String slicing

I know that a lot has been written about string slicing safely with UTF-8 strings that will contain multiple code points per printable character. We have thisind, prevind, nextind and searching as ways to get valid indices. I don’t want to stir up anything here. There are many times when it is conceptually easier to think of a string as an array of n printable characters (length(s) = n). We also know that lastindex(s) is often > length(s).

Here is a simple way to slice strings as if they are arrays of printable characters so that the actual valid index positions are opaque:

function cutstr(s::AbstractString, from::Int, to::Int)
    from < 1        && error("Character number $from out of bounds")
    to > length(s)  && error("Character number $to out of bounds")
    to < from       && error("to character number must be greater or equal to from character number")
    last(first(s, to), to - from + 1)
end

You could dispense with my error checking and just use Julia’s normal errors returned by the last and first functions, but there is very little cost in time for the extra error checking.

A trivial example:

julia> a = "\alpha[TAB]" * "foo"
"αfoo"

julia> @btime cutstr(a,2,4)
  170.718 ns (2 allocations: 64 bytes)
"foo"

julia> @btime cutstr(a^5,2,14)
  474.153 ns (3 allocations: 144 bytes)
"fooαfooαfooαf"

It’s not genius, but it is short and obvious.
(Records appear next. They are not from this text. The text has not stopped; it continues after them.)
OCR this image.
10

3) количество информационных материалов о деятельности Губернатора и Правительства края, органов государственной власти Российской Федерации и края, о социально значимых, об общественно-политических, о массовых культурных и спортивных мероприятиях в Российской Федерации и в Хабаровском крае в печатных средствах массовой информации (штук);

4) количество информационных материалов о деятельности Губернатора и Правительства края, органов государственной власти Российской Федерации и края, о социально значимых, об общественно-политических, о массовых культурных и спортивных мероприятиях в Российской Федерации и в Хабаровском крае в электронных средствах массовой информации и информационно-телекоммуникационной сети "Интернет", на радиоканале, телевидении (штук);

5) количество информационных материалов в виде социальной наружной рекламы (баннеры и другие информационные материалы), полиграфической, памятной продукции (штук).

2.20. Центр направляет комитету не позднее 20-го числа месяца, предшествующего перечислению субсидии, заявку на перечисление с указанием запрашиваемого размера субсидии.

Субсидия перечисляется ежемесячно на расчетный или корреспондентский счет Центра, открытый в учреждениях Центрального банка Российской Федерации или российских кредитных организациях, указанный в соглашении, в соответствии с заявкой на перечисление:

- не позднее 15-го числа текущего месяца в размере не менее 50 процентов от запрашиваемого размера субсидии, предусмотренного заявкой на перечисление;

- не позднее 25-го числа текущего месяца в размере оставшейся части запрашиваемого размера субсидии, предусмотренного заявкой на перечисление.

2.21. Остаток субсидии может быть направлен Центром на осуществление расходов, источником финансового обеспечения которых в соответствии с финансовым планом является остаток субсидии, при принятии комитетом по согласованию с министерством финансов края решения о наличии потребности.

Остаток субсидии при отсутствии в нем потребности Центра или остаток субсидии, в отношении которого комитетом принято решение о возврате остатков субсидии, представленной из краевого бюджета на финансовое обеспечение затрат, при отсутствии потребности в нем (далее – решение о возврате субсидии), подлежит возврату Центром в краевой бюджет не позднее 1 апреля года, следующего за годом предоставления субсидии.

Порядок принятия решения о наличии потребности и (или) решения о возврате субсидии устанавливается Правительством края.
It’s so short you don’t really need to wrap it in its own function–just use it inline. I tried writing a function that found the correct index point for the starting character and then looped with nextind to catenate the additional characters. Probably my bad coding, but it was slower and certainly too clumsy to use inline.

Anyone found something else–maybe even simpler and faster?

Here is another way, but it is twice as slow:

join(collect(s)[from:to])

A comprehension marginally faster than collect.

And even worse:

reduce(*, collect(s)[from:to])

Both of these suffer from array slicing and either the join or lots of string catenations.

https://github.com/JuliaLang/julia/pull/29796 might help a bit?

Yes. Thanks. I went and looked at the source code for first and used that. A bit different than what you suggest…

function cutstr3(s::AbstractString, from::Int, to::Int)
    from < 1        && error("Character number $from out of bounds")
    to > length(s)  && error("Character number $to out of bounds")
    to < from       && error("to character number must be greater or equal to from character number")

    s[nextind(s, 0, from):nextind(s, 0, to)]
end

A bit faster and only 1 allocation that is not dependent on the length of the string:

julia> biga
"αfooαfooαfooαfooαfoo"

julia> @btime cutstr3(biga, 2,14)
  246.384 ns (1 allocation: 48 bytes)
"fooαfooαfooαf"

Yours is better yet and doesn’t need to explicit error checks. But, as you provided it there is a logic error in calculating up: prevind counts down from the second argument. I think it should be:

up = max(1, prevind(s, ncodeunits(s)+1, length(s) + 1 - to))

To conclude: with logic change your suggestion is the fastest:

function cutstr4(s::AbstractString, from::Int, to::Int)
    lo = min(lastindex(s), nextind(s, 0, from))
    up = max(1, prevind(s, ncodeunits(s)+1, length(s) + 1 - to))
    return s[lo:up]
end

Timing:

@btime cutstr4(biga, 2,14)
  174.033 ns (1 allocation: 48 bytes)
"fooαfooαfooαf"

Let’s call it done. Learned more about using nextind and prevind with their built-in iterations. Looking at Julia source is a great way to learn.